Рассказ « », одно из самых талантливых произведений Е. Замятина, содержит богатейший материал для осмысления наиболее важных примет замятинской стилистики и его мироощущения. Толчком к созданию рассказа порлужило, как это часто бывало у Замятина, незначительное на первый взгляд жизненное впечатление. «Ночное дежурство зимой, на дворе 1919 год, — вспоминает писатель в статье «За кулисами». — Мой товарищ по дежурству -— озябший, изголодавшийся профессор — жаловался на здоровье: «Хоть впору красть дрова! Да все горе в том, что не могу: сдохну, а не украду». На другой день я сел писать рассказ «Пещера». Ho как и всегда, рядовой житейский эпизод под пером настоящего писателя превращается в грандиозное обобщение.
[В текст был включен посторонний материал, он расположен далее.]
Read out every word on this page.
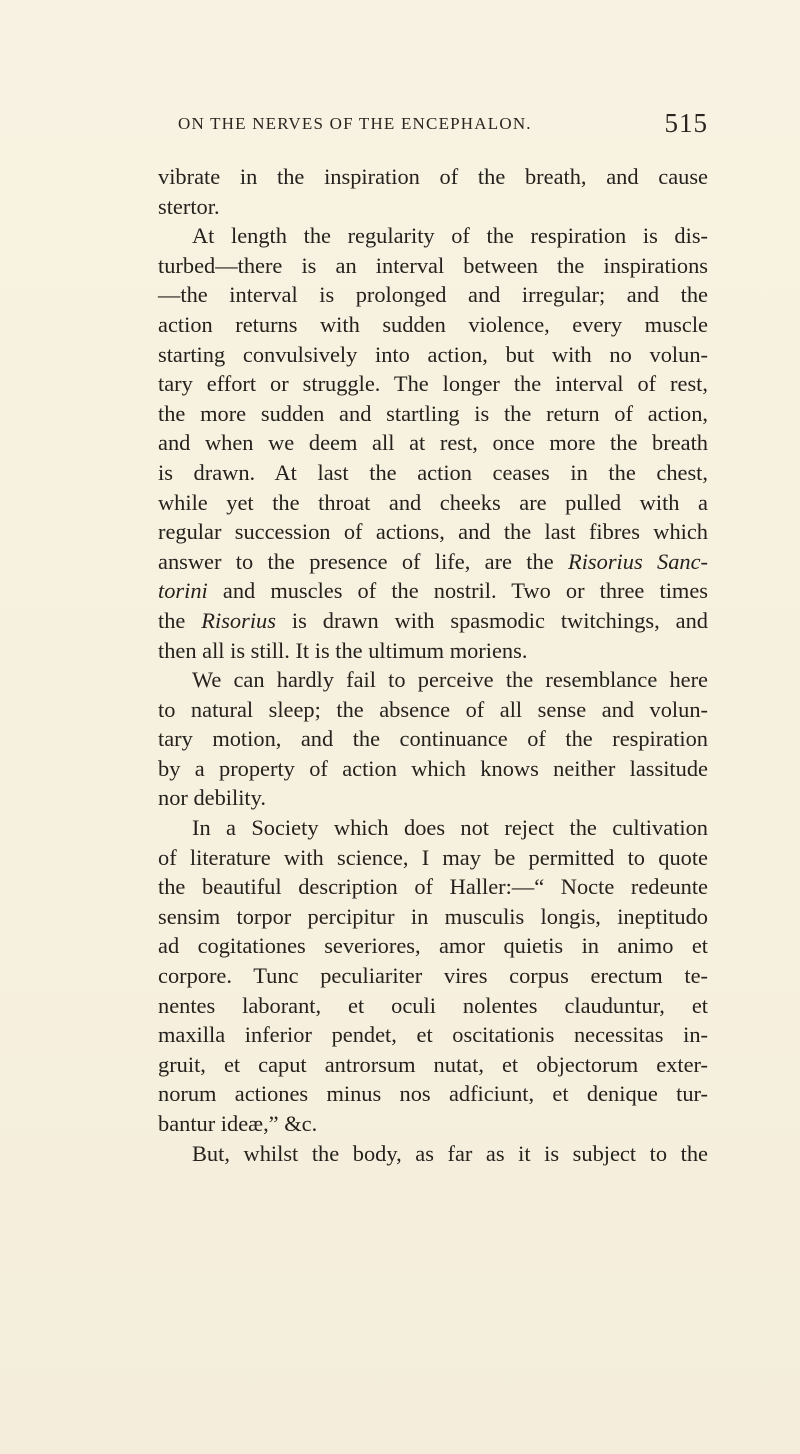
ON THE NERVES OF THE ENCEPHALON.	515
vibrate in the inspiration of the breath, and cause
stertor.
At length the regularity of the respiration is dis-
turbed—there is an interval between the inspirations
—the interval is prolonged and irregular; and the
action returns with sudden violence, every muscle
starting convulsively into action, but with no volun-
tary effort or struggle. The longer the interval of rest,
the more sudden and startling is the return of action,
and when we deem all at rest, once more the breath
is drawn. At last the action ceases in the chest,
while yet the throat and cheeks are pulled with a
regular succession of actions, and the last fibres which
answer to the presence of life, are the Risorius Sanc-
torini and muscles of the nostril. Two or three times
the Risorius is drawn with spasmodic twitchings, and
then all is still. It is the ultimum moriens.
We can hardly fail to perceive the resemblance here
to natural sleep; the absence of all sense and volun-
tary motion, and the continuance of the respiration
by a property of action which knows neither lassitude
nor debility.
In a Society which does not reject the cultivation
of literature with science, I may be permitted to quote
the beautiful description of Haller:—“ Nocte redeunte
sensim torpor percipitur in musculis longis, ineptitudo
ad cogitationes severiores, amor quietis in animo et
corpore. Tunc peculiariter vires corpus erectum te-
nentes laborant, et oculi nolentes clauduntur, et
maxilla inferior pendet, et oscitationis necessitas in-
gruit, et caput antrorsum nutat, et objectorum exter-
norum actiones minus nos adficiunt, et denique tur-
bantur ideæ,” &c.
But, whilst the body, as far as it is subject to the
Время и пространство в рассказе. С первых строк рассказа автор погружает нас в обстановку каменного века:

«Ледники, мамонты, пустыни. Ночные, черные, чем-то похожие на дома, скалы; в скалах пещеры. И неизвестно, кто трубит ночью на каменной тропинке между скал и, вынюхивая тропинку, раздувает белую снежную пыль; может быть, серохоботый мамонт, может быть, ветер; а может быть — ветер и есть ледяной рев какого-то мамонтейшего мамонта. Одно ясно: зима. И надо покрепче стиснуть зубы, чтобы не стучали; и надо щепать дерево каменным топором; и надо всякую ночь переносить свой костер из пещеры в пещеру, все глубже; и надо все больше навертывать на себя косматых звериных шкур…»

Строгий ритм, создаваемый обилием пауз (ледники… мамонты… пустыни…) и анафорическими конструкциями («и надо покрепче стиснуть зубы… и надо щепать дерево… и надо всякую ночь переносить свой костер…); экспрессивная образность (таинственный вой, дома-скалы, квартиры-пещеры); и чудовищный гиперболический образ «мамонтейшего мамонта», — все это создает напряженную, жуткую атмосферу.

Ho уже следующий фрагмент заставляет понять, что каменному веку уподоблен день сегодняшний. Эта развернутая метафора появляется еще раз в финале и, таким образом, обрамляет рассказ, очерчивая его пространство — пространство пещерной страны, затерянной среди скал. Ho она напоминает о себе на протяжении всего рассказа, поддерживаясь многочисленными деталями:

«Колыхались лохматые, темные своды пещеры…»;

«Двадцать девятое. С утра — низкое, дырявое, ватное небо, и сквозь дыры несет льдом».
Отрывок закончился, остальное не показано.